At this time last year, Tennessee head coach Jeremy Pruitt was surely most concerned about his offensive line. In his first year as a head coach, Pruitt found himself with an offensive front what was not nearly to his suiting. He inherited a light, slim line that had rarely even played a snap with their hand on the ground. In contrast, the Vols will almost exclusively be in a three-point stance in Pruitt’s physical, run-first offense.
Now, Pruitt’s bigger concern this season seems to his defensive front after the Vols lost a handful of players to graduation. No, the Vols didn’t lose any superstars like their SEC counterparts, but UT lost depth and experience. Here’s a breakdown of where the Vols stand in some key areas following spring practice:
Quarterback situation: B
Jarrett Guarantano has clearly made some strides in his development. However, the junior still has a tendency to hold onto the ball too long and miss open receivers. This summer will be key for UT’s passing game. Guarantano should be able to get more done during summer workouts than he could behind a still shaky offensive line with full-contact practices.
Guarantano still has plenty of great attributes. He has good instincts, is smart, has above average arm talent and is athletic. He just needs to be more consistent. Also, Guarantano has grown as a leader but that process needs to continue.
As for backups J.T. Shrout and Brian Mauer, they’re both still a work in progress. Would they be ready for first-team duty if Guarantano went down early in the season? That seems doubtful.
Running game: C-
The Vols are much better equipped to run the ball this season than they were in 2018. UT is bigger, stronger and more physical on the offensive line. Some of that comes from experience. Some of that comes from new players on campus, such as mid-term enrollee Wanya Morris.
However, pass protection will come down to chemistry this season. That is clearly still a work in progress after spring camp.
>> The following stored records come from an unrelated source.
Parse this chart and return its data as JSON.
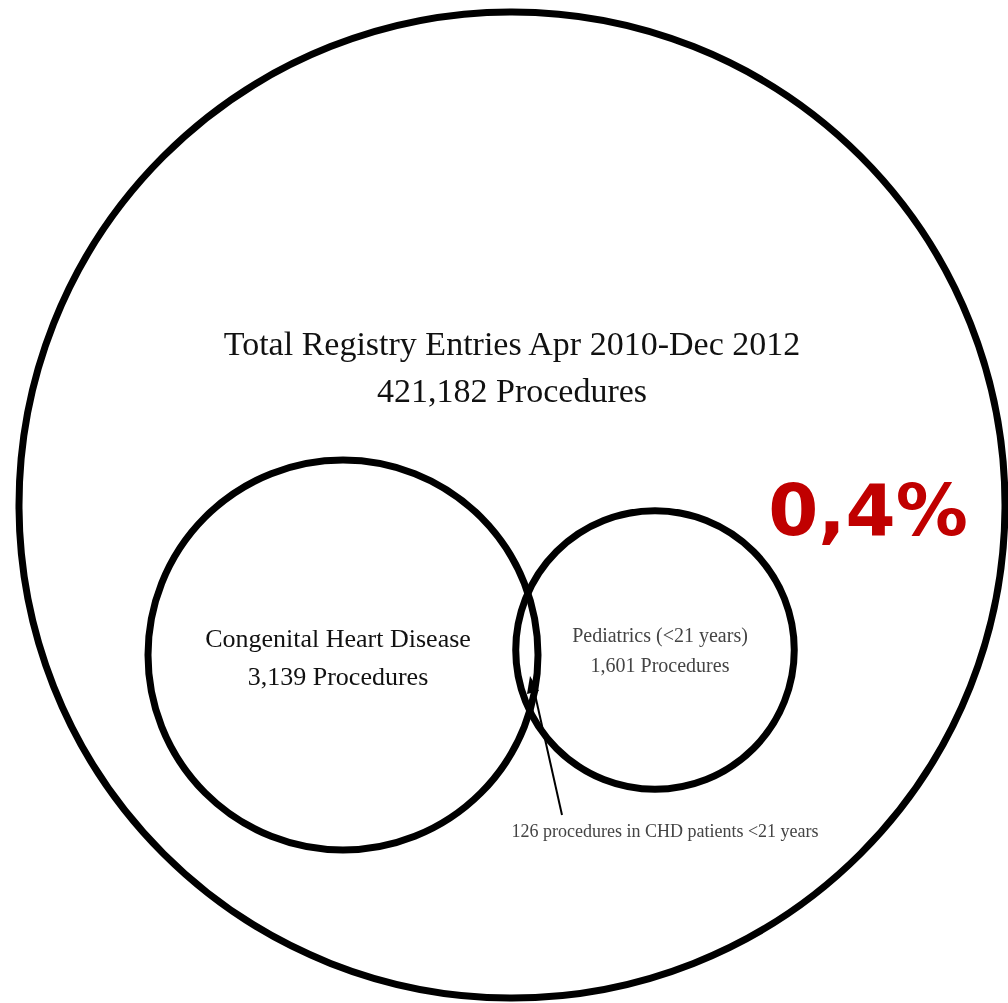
{
  "chart_data": {
    "type": "other",
    "categories": [
      "Total Registry Entries Apr 2010-Dec 2012",
      "Congenital Heart Disease",
      "Pediatrics (<21 years)"
    ],
    "values": [
      421182,
      3139,
      1601
    ],
    "value_labels": [
      "421,182 Procedures",
      "3,139 Procedures",
      "1,601 Procedures"
    ],
    "annotations": [
      "126 procedures in CHD patients <21 years",
      "0,4%"
    ]
  }
}
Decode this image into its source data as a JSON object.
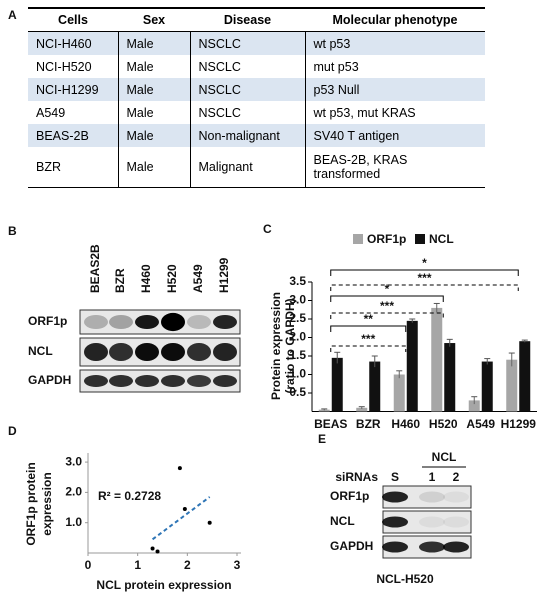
{
  "panels": {
    "a": "A",
    "b": "B",
    "c": "C",
    "d": "D",
    "e": "E"
  },
  "table": {
    "headers": [
      "Cells",
      "Sex",
      "Disease",
      "Molecular phenotype"
    ],
    "rows": [
      [
        "NCI-H460",
        "Male",
        "NSCLC",
        "wt p53"
      ],
      [
        "NCI-H520",
        "Male",
        "NSCLC",
        "mut p53"
      ],
      [
        "NCI-H1299",
        "Male",
        "NSCLC",
        "p53 Null"
      ],
      [
        "A549",
        "Male",
        "NSCLC",
        "wt p53, mut KRAS"
      ],
      [
        "BEAS-2B",
        "Male",
        "Non-malignant",
        "SV40 T antigen"
      ],
      [
        "BZR",
        "Male",
        "Malignant",
        "BEAS-2B, KRAS transformed"
      ]
    ]
  },
  "blot_b": {
    "lanes": [
      "BEAS2B",
      "BZR",
      "H460",
      "H520",
      "A549",
      "H1299"
    ],
    "rows": [
      "ORF1p",
      "NCL",
      "GAPDH"
    ]
  },
  "blot_e": {
    "group": "NCL",
    "lane_title": "siRNAs",
    "lanes": [
      "S",
      "1",
      "2"
    ],
    "rows": [
      "ORF1p",
      "NCL",
      "GAPDH"
    ],
    "caption": "NCL-H520"
  },
  "chart_data": [
    {
      "type": "bar",
      "ylabel": [
        "Protein expression",
        "(ratio to GAPDH)"
      ],
      "categories": [
        "BEAS",
        "BZR",
        "H460",
        "H520",
        "A549",
        "H1299"
      ],
      "series": [
        {
          "name": "ORF1p",
          "color": "#a6a6a6",
          "values": [
            0.05,
            0.1,
            1.0,
            2.8,
            0.3,
            1.4
          ],
          "errors": [
            0.02,
            0.03,
            0.1,
            0.12,
            0.1,
            0.18
          ]
        },
        {
          "name": "NCL",
          "color": "#111111",
          "values": [
            1.45,
            1.35,
            2.45,
            1.85,
            1.35,
            1.9
          ],
          "errors": [
            0.15,
            0.15,
            0.05,
            0.1,
            0.08,
            0.03
          ]
        }
      ],
      "ylim": [
        0,
        3.5
      ],
      "yticks": [
        0.5,
        {
          "value": 1,
          "label": "1.0"
        },
        1.5,
        {
          "value": 2,
          "label": "2.0"
        },
        2.5,
        {
          "value": 3,
          "label": "3.0"
        },
        3.5
      ],
      "annotations": [
        "***",
        "**",
        "***",
        "*",
        "***",
        "*"
      ]
    },
    {
      "type": "scatter",
      "xlabel": "NCL protein expression",
      "ylabel": [
        "ORF1p protein",
        "expression"
      ],
      "x": [
        1.3,
        1.4,
        1.95,
        1.85,
        2.45
      ],
      "values": [
        0.15,
        0.05,
        1.45,
        2.8,
        1.0
      ],
      "trendline": {
        "x": [
          1.3,
          2.45
        ],
        "y": [
          0.45,
          1.85
        ],
        "color": "#2e75b6"
      },
      "annotation": "R² = 0.2728",
      "xlim": [
        0,
        3
      ],
      "ylim": [
        0,
        3.3
      ],
      "xticks": [
        0,
        1,
        2,
        3
      ],
      "yticks": [
        {
          "value": 1,
          "label": "1.0"
        },
        {
          "value": 2,
          "label": "2.0"
        },
        {
          "value": 3,
          "label": "3.0"
        }
      ]
    }
  ]
}
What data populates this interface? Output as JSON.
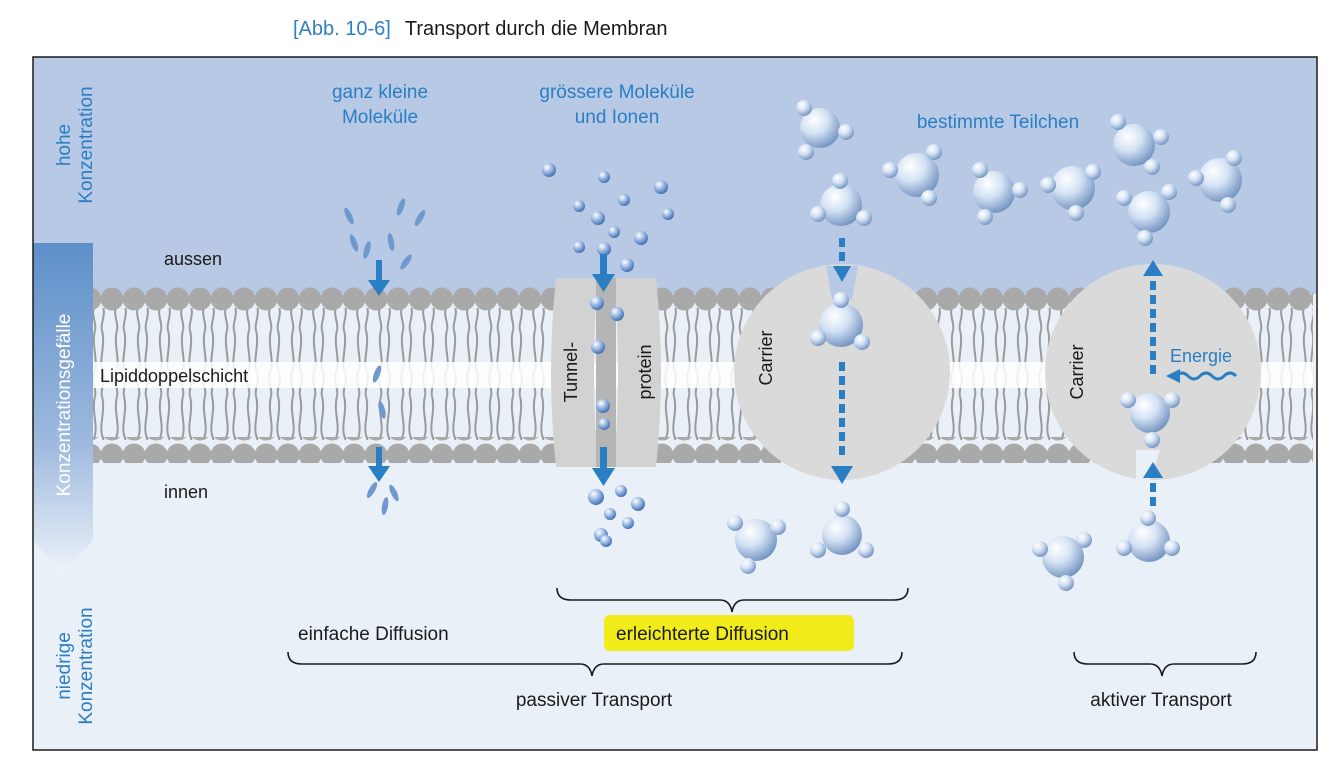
{
  "caption": {
    "ref": "[Abb. 10-6]",
    "title": "Transport durch die Membran"
  },
  "side": {
    "top_line1": "hohe",
    "top_line2": "Konzentration",
    "gradient": "Konzentrationsgefälle",
    "bottom_line1": "niedrige",
    "bottom_line2": "Konzentration"
  },
  "labels": {
    "outside": "aussen",
    "bilayer": "Lipiddoppelschicht",
    "inside": "innen",
    "small_line1": "ganz kleine",
    "small_line2": "Moleküle",
    "larger_line1": "grössere Moleküle",
    "larger_line2": "und Ionen",
    "specific": "bestimmte Teilchen",
    "tunnel1": "Tunnel-",
    "tunnel2": "protein",
    "carrier1": "Carrier",
    "carrier2": "Carrier",
    "energy": "Energie",
    "simple_diffusion": "einfache Diffusion",
    "facilitated_diffusion": "erleichterte Diffusion",
    "passive": "passiver Transport",
    "active": "aktiver Transport"
  },
  "colors": {
    "outside_bg": "#b8c9e6",
    "inside_bg": "#eaf0f8",
    "lipid": "#a9a9a9",
    "protein": "#d9d9d9",
    "arrow": "#2a7ec3",
    "text_blue": "#2a7ec3",
    "highlight": "#f2ec1a"
  }
}
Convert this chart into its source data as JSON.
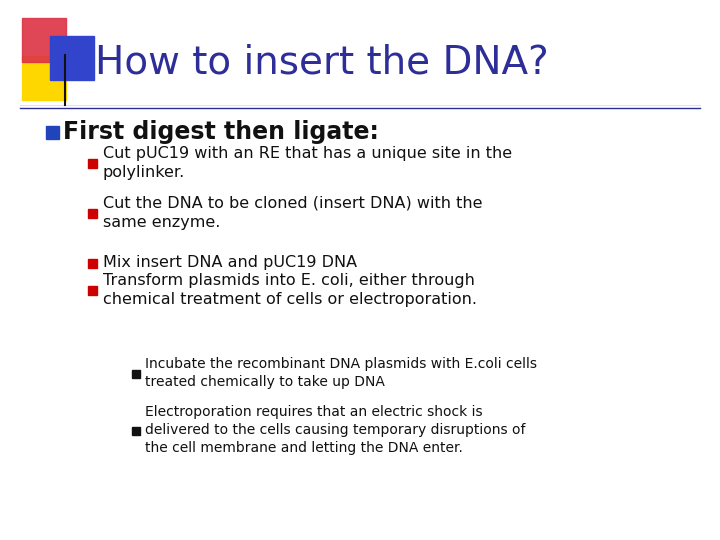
{
  "title": "How to insert the DNA?",
  "title_color": "#2E2E99",
  "bg_color": "#FFFFFF",
  "title_fontsize": 28,
  "bullet1": "First digest then ligate:",
  "bullet1_color": "#111111",
  "bullet1_fontsize": 17,
  "sub_bullets": [
    "Cut pUC19 with an RE that has a unique site in the\npolylinker.",
    "Cut the DNA to be cloned (insert DNA) with the\nsame enzyme.",
    "Mix insert DNA and pUC19 DNA",
    "Transform plasmids into E. coli, either through\nchemical treatment of cells or electroporation."
  ],
  "sub_bullet_color": "#111111",
  "sub_bullet_fontsize": 11.5,
  "sub_bullet_marker_color": "#CC0000",
  "subsub_bullets": [
    "Incubate the recombinant DNA plasmids with E.coli cells\ntreated chemically to take up DNA",
    "Electroporation requires that an electric shock is\ndelivered to the cells causing temporary disruptions of\nthe cell membrane and letting the DNA enter."
  ],
  "subsub_bullet_color": "#111111",
  "subsub_bullet_fontsize": 10,
  "subsub_bullet_marker_color": "#111111",
  "line_color": "#2E2E99",
  "bullet1_marker_color": "#2244BB"
}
Passing game (including WRs and TEs): B+
Josh Palmer was named one of the most improved players in spring practice. That’s good news for a group of players that could be considered a team strength. Palmer, Jauan Jennings and Marquez Callaway headline a group of players that should be able to make plays at receiver.
UT’s tight ends, who will likely be led by senior Dominick Wood-Anderson, are very much still a growing group. UT’s tight ends need to get open more often against defensive backs and they need much more depth.
Run defense: D
This could be a real problem if some Vols don’t show some much-needed improvement this summer. However, that could be tough to do with limitations on contact. Can the Vols get more physical without pads? It’s not impossible to think that would be the case but it would be a surprise if they took any sort of quantum leap. UT’s defensive front has also not shown the ability to consistently produce turnovers. Those are the type of plays that could change close games.
Passing defense: B
When one looks at UT’s defensive backs, they appear to have the ability to be ballhawks. They didn’t show that enough during spring practice. Time will tell if freshman Jaylen McCullough can live up to his Orange and White performance. McCullough had two interceptions in the UT finale but Pruitt said he could only recall one other interception by McCullough during the remainder of spring practice.
Special teams: C
The Vols should have more options at punt returner after relying on Callaway for most of last season. Ty Chandler or Bryce Thompson figure to handle the kick return duties. Joe Doyle should handle first-team punt duties while Paxton Brooks will provide depth. Brent Cimaglia should be solid at place kicking.
The Vols need at least a pair of players to step up in the defensive front. If not, UT’s rebuilt – and improved – secondary could be forced to carry the load this season. Tennessee’s coaches may need to be creative in order for their running game to break big plays. The Vols don’t seem to have a game changer at running back unless something changes this summer. Pruitt can be stubborn with the running game but it may be in his best interest to lean on his playmakers at wide receiver early in the season. That would loosen up defenses.